Elle tue, oui, cette pandémie. L’extrême pauvreté aussi. Or depuis le début de la crise, cette hydre-là s’est nourrie de près de 150 millions de personnes supplémentaires. En plus des 700 millions qu’elle retient déjà prisonnières. En cas d’urgence, l’argent est là. «Quoiqu’il en coûte». Alors sachons que les progrès contre l’extrême pauvreté sont eux en train de faire, à toute vitesse, un immense bond en arrière. Et que malgré cela, il est des pays, comme la Grande Bretagne de Boris Johnson qui songent sérieusement à réduire les montants alloués à la solidarité internationale.

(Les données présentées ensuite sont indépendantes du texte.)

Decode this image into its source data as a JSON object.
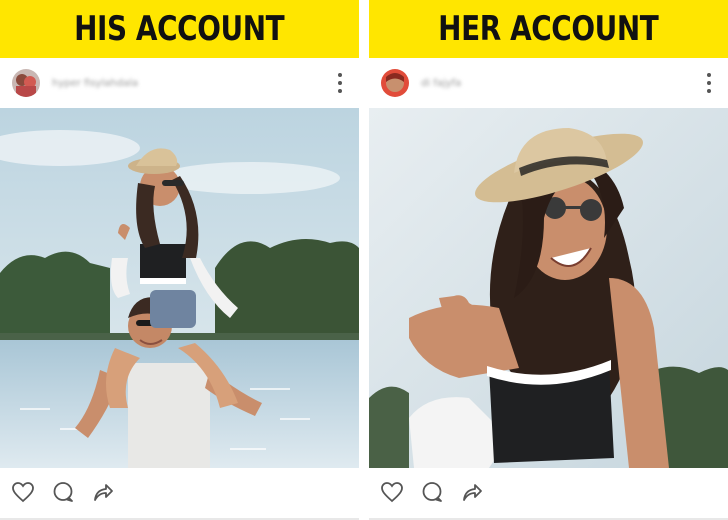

Le monde de 2021 a plus que jamais besoin de solidarité internationale, et cela passera par une aide publique au développement ambitieuse dans chacun de nos pays. Une aide sans tours de passe-passe budgétaires qui la gonflent artificiellement. Sans instrumentalisation à des fins de politique intérieure, sans détournement pour servir des objectifs de contrôle de l’immigration, ou de promotion des intérêts commerciaux des pays donateurs. Bref une aide dont l’ultime objectif soit d’extraire de cette non-vie à moins de 1,90 dollar (1,57 euro) par jour l’intégralité de la population du monde. Zéro extrême pauvreté en 2030. C’était l’engagement que nos pays avaient pris devant l’ONU en 2015. Nous savons comment faire. L’extrême misère a baissé de 75% depuis les années 90. Les maladies évitables font aujourd’hui deux fois moins de victimes qu’à l’époque. Baisserons-nous les bras si près du but ?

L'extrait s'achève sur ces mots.